COUNCILLORS have stepped up efforts to save lives after deaths linked to fuel poverty shot up during the winter.
Sunderland City Council’s cabinet has agreed to enter into a collective switching arrangement to fight energy company price hikes.
Collective switching is when a large group of people use joint buying power to negotiate a better deal from energy suppliers.
The more people who are involved in a switch, the better the deal is likely to be.
The scheme will be open to both household and businesses, and it is hoped it will appeal to those who are not sure how to switch, or do not have time comparing different tariffs,
“I hope we can get that up and running and successful,” Coun Pat Smith told the meeting at Sunderland Civic Centre.
“We’ve had old people die in the city over the year through hypothermia, simply because they cannot afford to turn the heating on.” In December, the Echo revealed that 130 pensioners died across Sunderland because they couldn’t keep warm enough.

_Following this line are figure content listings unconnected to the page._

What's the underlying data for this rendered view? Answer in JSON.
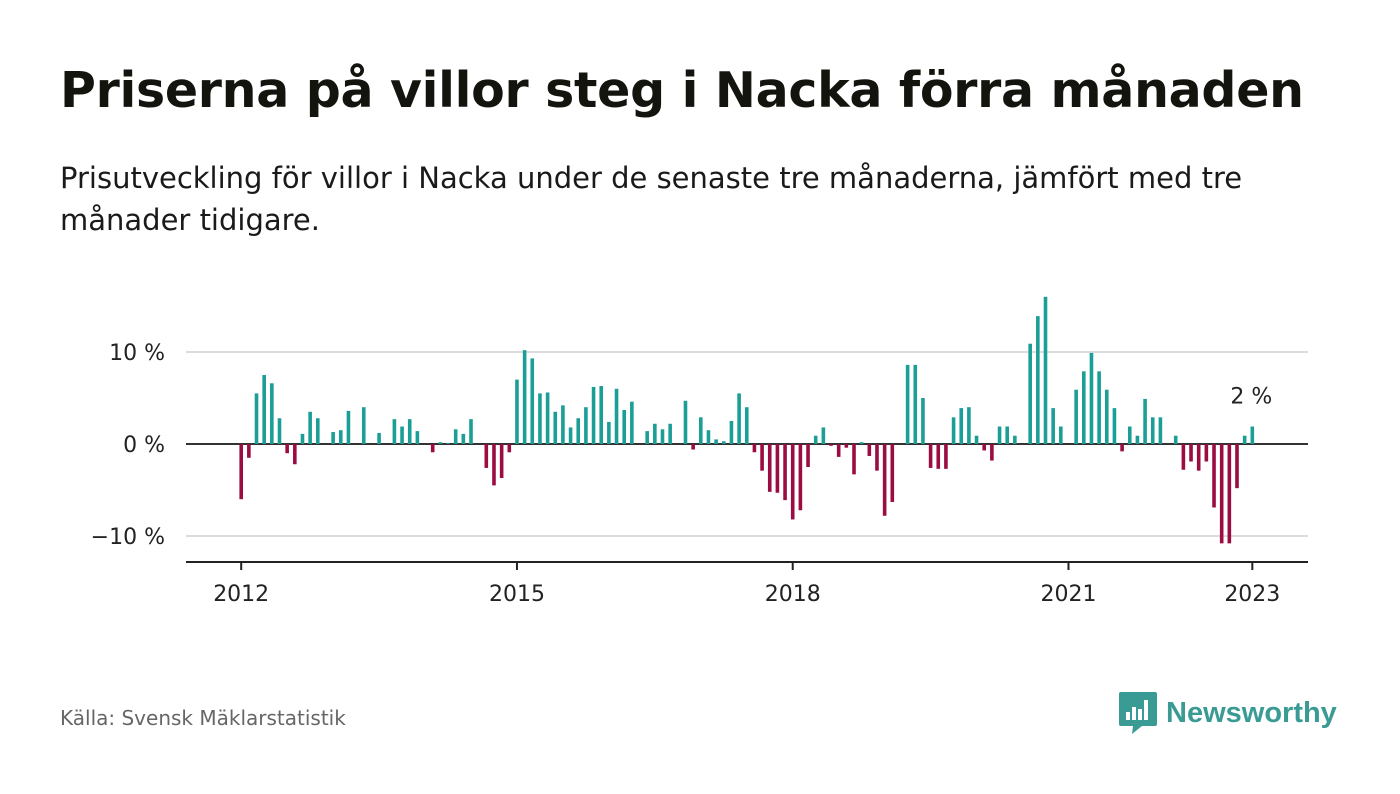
{
  "title": "Priserna på villor steg i Nacka förra månaden",
  "subtitle": "Prisutveckling för villor i Nacka under de senaste tre månaderna, jämfört med tre månader tidigare.",
  "source": "Källa: Svensk Mäklarstatistik",
  "brand": "Newsworthy",
  "colors": {
    "positive": "#1a9e96",
    "negative": "#9b0c42",
    "logo": "#3a9a94"
  },
  "chart_data": {
    "type": "bar",
    "title": "Priserna på villor steg i Nacka förra månaden",
    "xlabel": "",
    "ylabel": "",
    "ylim": [
      -12.7,
      17
    ],
    "yticks": [
      -10,
      0,
      10
    ],
    "ytick_labels": [
      "−10 %",
      "0 %",
      "10 %"
    ],
    "xticks": [
      "2012",
      "2015",
      "2018",
      "2021",
      "2023"
    ],
    "annotation": "2 %",
    "start": "2012-01",
    "values": [
      -6,
      -1.5,
      5.5,
      7.5,
      6.6,
      2.8,
      -1,
      -2.2,
      1.1,
      3.5,
      2.8,
      0,
      1.3,
      1.5,
      3.6,
      0,
      4,
      0,
      1.2,
      0,
      2.7,
      1.9,
      2.7,
      1.4,
      0,
      -0.9,
      0.2,
      0.1,
      1.6,
      1.1,
      2.7,
      0,
      -2.6,
      -4.5,
      -3.7,
      -0.9,
      7,
      10.2,
      9.3,
      5.5,
      5.6,
      3.5,
      4.2,
      1.8,
      2.8,
      4,
      6.2,
      6.3,
      2.4,
      6,
      3.7,
      4.6,
      0,
      1.4,
      2.2,
      1.6,
      2.2,
      0,
      4.7,
      -0.6,
      2.9,
      1.5,
      0.5,
      0.3,
      2.5,
      5.5,
      4,
      -0.9,
      -2.9,
      -5.2,
      -5.3,
      -6.1,
      -8.2,
      -7.2,
      -2.5,
      0.9,
      1.8,
      -0.2,
      -1.4,
      -0.4,
      -3.3,
      0.2,
      -1.3,
      -2.9,
      -7.8,
      -6.3,
      0,
      8.6,
      8.6,
      5,
      -2.6,
      -2.7,
      -2.7,
      2.9,
      3.9,
      4,
      0.9,
      -0.7,
      -1.8,
      1.9,
      1.9,
      0.9,
      0,
      10.9,
      13.9,
      16,
      3.9,
      1.9,
      0,
      5.9,
      7.9,
      9.9,
      7.9,
      5.9,
      3.9,
      -0.8,
      1.9,
      0.9,
      4.9,
      2.9,
      2.9,
      0,
      0.9,
      -2.8,
      -1.9,
      -2.9,
      -1.9,
      -6.9,
      -10.8,
      -10.8,
      -4.8,
      0.9,
      1.9
    ]
  }
}
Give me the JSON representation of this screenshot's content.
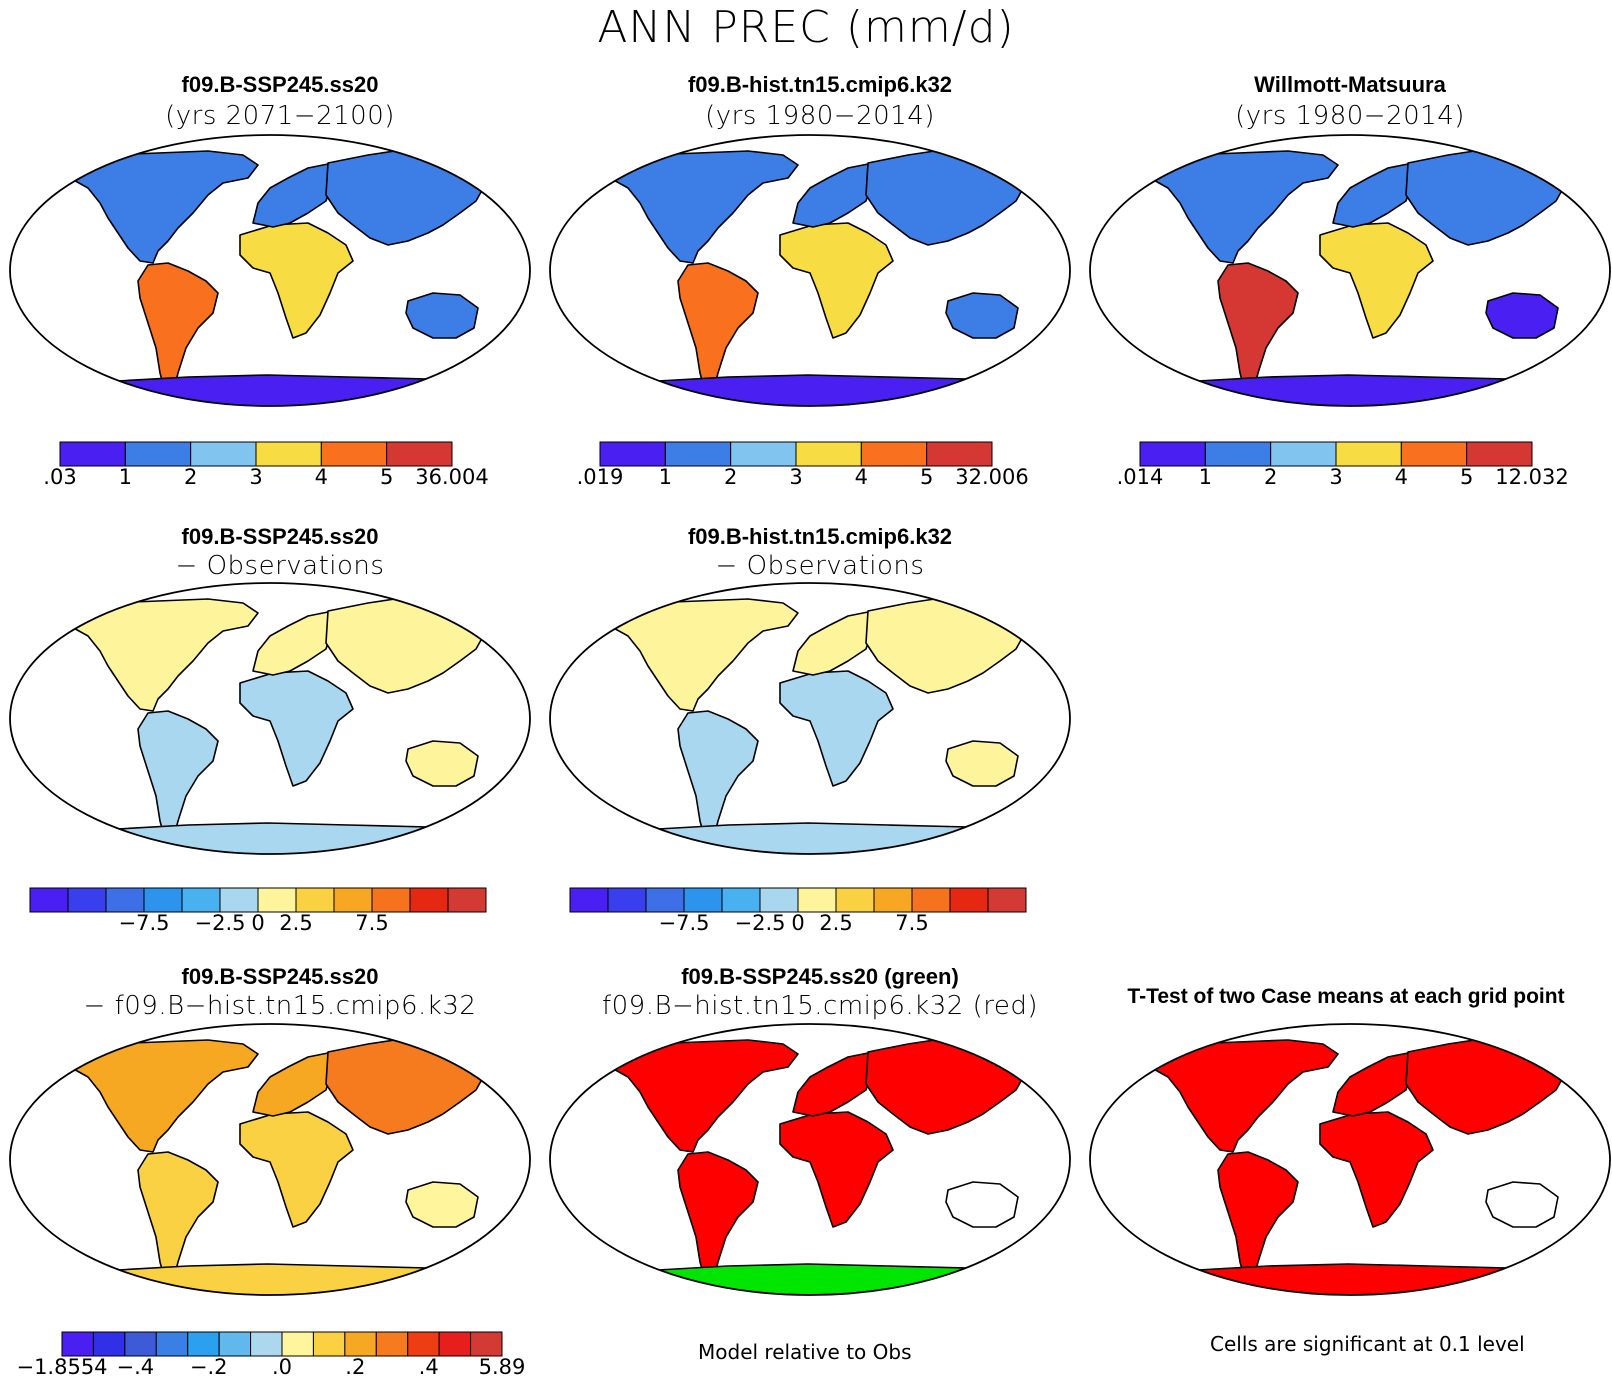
{
  "main_title": "ANN PREC (mm/d)",
  "colors": {
    "seq": [
      "#4a1ff2",
      "#3d7de6",
      "#80c4ef",
      "#f8dc44",
      "#f9701e",
      "#d53833"
    ],
    "div": [
      "#4a1ff2",
      "#3a3fee",
      "#3d6fe7",
      "#2d94ee",
      "#48b1f0",
      "#a9d7ef",
      "#fdf49c",
      "#fbd144",
      "#f6a823",
      "#f5731d",
      "#e42812",
      "#d33a33"
    ],
    "diff": [
      "#4a1ff2",
      "#3030e8",
      "#3d5ad9",
      "#3a7fe5",
      "#2aa0ef",
      "#61b8ec",
      "#acd7ee",
      "#fff59d",
      "#fbd144",
      "#f7a823",
      "#f57b1e",
      "#ee3d12",
      "#e51e1e",
      "#d33a33"
    ],
    "sig_red": "#ff0000",
    "sig_green": "#00e600"
  },
  "panels": [
    {
      "id": "p1",
      "title": "f09.B-SSP245.ss20",
      "subtitle": "(yrs 2071−2100)",
      "palette": "seq",
      "regions": {
        "na": 1,
        "sa": 4,
        "af": 3,
        "eu": 1,
        "as": 1,
        "au": 1,
        "an": 0
      },
      "colorbar": {
        "labels": [
          ".03",
          "1",
          "2",
          "3",
          "4",
          "5",
          "36.004"
        ]
      }
    },
    {
      "id": "p2",
      "title": "f09.B-hist.tn15.cmip6.k32",
      "subtitle": "(yrs 1980−2014)",
      "palette": "seq",
      "regions": {
        "na": 1,
        "sa": 4,
        "af": 3,
        "eu": 1,
        "as": 1,
        "au": 1,
        "an": 0
      },
      "colorbar": {
        "labels": [
          ".019",
          "1",
          "2",
          "3",
          "4",
          "5",
          "32.006"
        ]
      }
    },
    {
      "id": "p3",
      "title": "Willmott-Matsuura",
      "subtitle": "(yrs 1980−2014)",
      "palette": "seq",
      "regions": {
        "na": 1,
        "sa": 5,
        "af": 3,
        "eu": 1,
        "as": 1,
        "au": 0,
        "an": 0
      },
      "colorbar": {
        "labels": [
          ".014",
          "1",
          "2",
          "3",
          "4",
          "5",
          "12.032"
        ]
      }
    },
    {
      "id": "p4",
      "title": "f09.B-SSP245.ss20",
      "subtitle": "− Observations",
      "palette": "div",
      "regions": {
        "na": 6,
        "sa": 5,
        "af": 5,
        "eu": 6,
        "as": 6,
        "au": 6,
        "an": 5
      },
      "colorbar": {
        "labels": [
          "−7.5",
          "−2.5",
          "0",
          "2.5",
          "7.5"
        ]
      }
    },
    {
      "id": "p5",
      "title": "f09.B-hist.tn15.cmip6.k32",
      "subtitle": "− Observations",
      "palette": "div",
      "regions": {
        "na": 6,
        "sa": 5,
        "af": 5,
        "eu": 6,
        "as": 6,
        "au": 6,
        "an": 5
      },
      "colorbar": {
        "labels": [
          "−7.5",
          "−2.5",
          "0",
          "2.5",
          "7.5"
        ]
      }
    },
    {
      "id": "p6",
      "title": "f09.B-SSP245.ss20",
      "subtitle": "− f09.B−hist.tn15.cmip6.k32",
      "palette": "diff",
      "regions": {
        "na": 9,
        "sa": 8,
        "af": 8,
        "eu": 9,
        "as": 10,
        "au": 7,
        "an": 8
      },
      "colorbar": {
        "labels": [
          "−1.8554",
          "−.4",
          "−.2",
          ".0",
          ".2",
          ".4",
          "5.89"
        ]
      }
    },
    {
      "id": "p7",
      "title": "f09.B-SSP245.ss20 (green)",
      "subtitle": "f09.B−hist.tn15.cmip6.k32 (red)",
      "palette": "sig",
      "regions": {
        "na": "sig_red",
        "sa": "sig_red",
        "af": "sig_red",
        "eu": "sig_red",
        "as": "sig_red",
        "au": "white",
        "an": "sig_green"
      },
      "note": "Model relative to Obs"
    },
    {
      "id": "p8",
      "title": "T-Test of two Case means at each grid point",
      "subtitle": "",
      "palette": "sig",
      "regions": {
        "na": "sig_red",
        "sa": "sig_red",
        "af": "sig_red",
        "eu": "sig_red",
        "as": "sig_red",
        "au": "white",
        "an": "sig_red"
      },
      "note": "Cells are significant at 0.1 level"
    }
  ]
}
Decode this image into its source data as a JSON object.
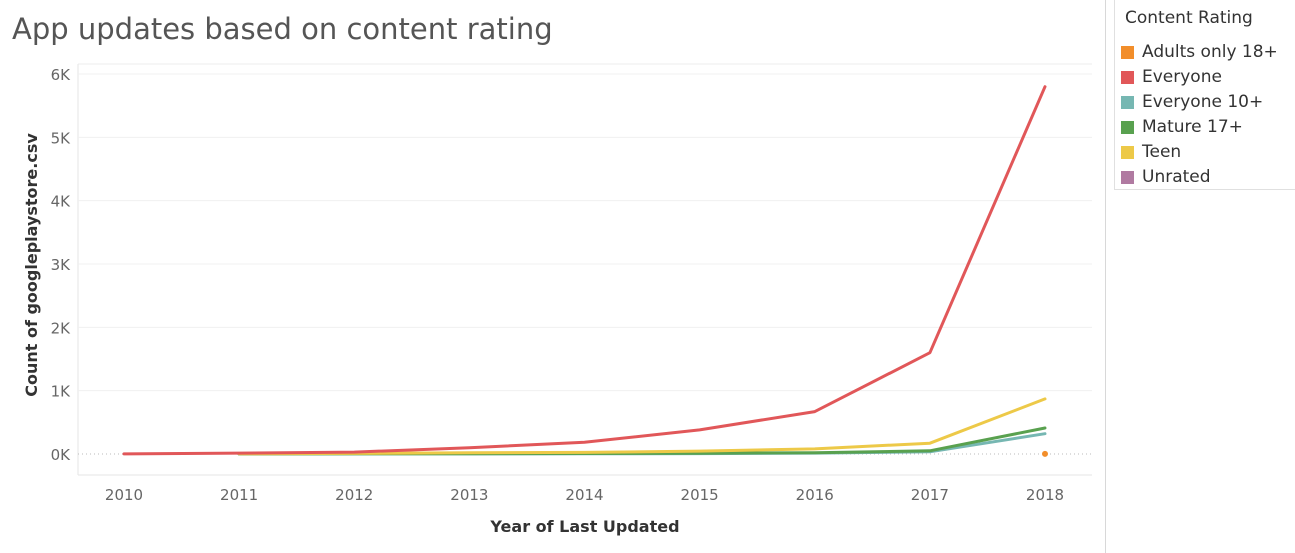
{
  "title": "App updates based on content rating",
  "legend": {
    "title": "Content Rating",
    "items": [
      {
        "label": "Adults only 18+",
        "color": "#f28e2b"
      },
      {
        "label": "Everyone",
        "color": "#e15759"
      },
      {
        "label": "Everyone 10+",
        "color": "#76b7b2"
      },
      {
        "label": "Mature 17+",
        "color": "#59a14f"
      },
      {
        "label": "Teen",
        "color": "#edc948"
      },
      {
        "label": "Unrated",
        "color": "#b07aa1"
      }
    ]
  },
  "chart_data": {
    "type": "line",
    "title": "App updates based on content rating",
    "xlabel": "Year of Last Updated",
    "ylabel": "Count of googleplaystore.csv",
    "x": [
      2010,
      2011,
      2012,
      2013,
      2014,
      2015,
      2016,
      2017,
      2018
    ],
    "x_tick_labels": [
      "2010",
      "2011",
      "2012",
      "2013",
      "2014",
      "2015",
      "2016",
      "2017",
      "2018"
    ],
    "y_tick_values": [
      0,
      1000,
      2000,
      3000,
      4000,
      5000,
      6000
    ],
    "y_tick_labels": [
      "0K",
      "1K",
      "2K",
      "3K",
      "4K",
      "5K",
      "6K"
    ],
    "ylim": [
      -150,
      6000
    ],
    "grid": true,
    "legend_position": "right",
    "series": [
      {
        "name": "Everyone",
        "color": "#e15759",
        "x": [
          2010,
          2011,
          2012,
          2013,
          2014,
          2015,
          2016,
          2017,
          2018
        ],
        "values": [
          1,
          15,
          30,
          100,
          185,
          380,
          670,
          1600,
          5800
        ]
      },
      {
        "name": "Teen",
        "color": "#edc948",
        "x": [
          2011,
          2012,
          2013,
          2014,
          2015,
          2016,
          2017,
          2018
        ],
        "values": [
          3,
          10,
          20,
          25,
          45,
          80,
          170,
          870
        ]
      },
      {
        "name": "Mature 17+",
        "color": "#59a14f",
        "x": [
          2011,
          2012,
          2013,
          2014,
          2015,
          2016,
          2017,
          2018
        ],
        "values": [
          1,
          3,
          5,
          8,
          12,
          20,
          50,
          410
        ]
      },
      {
        "name": "Everyone 10+",
        "color": "#76b7b2",
        "x": [
          2011,
          2012,
          2013,
          2014,
          2015,
          2016,
          2017,
          2018
        ],
        "values": [
          0,
          1,
          2,
          3,
          6,
          15,
          35,
          320
        ]
      },
      {
        "name": "Adults only 18+",
        "color": "#f28e2b",
        "x": [
          2018
        ],
        "values": [
          2
        ]
      },
      {
        "name": "Unrated",
        "color": "#b07aa1",
        "x": [],
        "values": []
      }
    ]
  }
}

Excess winter deaths – those over and above the annual rate – among the over 65s had stood at 76 for a number of years.
However, during 2010/11 these rose to 120.
In 2011/12, deaths jumped by eight per cent to 130.
Sunderland Age Concern director Alan Patchett said: “We’ve been working for quite a while for this and other proposals in relation to fuel poverty in the city.
“This is a move that we welcome and we want everybody to get involved. If we get sufficient numbers, we’ll be able to get a better deal so hopefully it will mean cheaper energy prices.
“We have called a meeting with decision makers later this month where we will discuss fuel poverty and deaths caused by not being able to afford to turn the heating on.
“There has been a rise in the number of people dying. We are now at 130, which is really quite disgraceful.
“We really need to do whatever we can to tackle this issue and help keep people warm during the winter months.”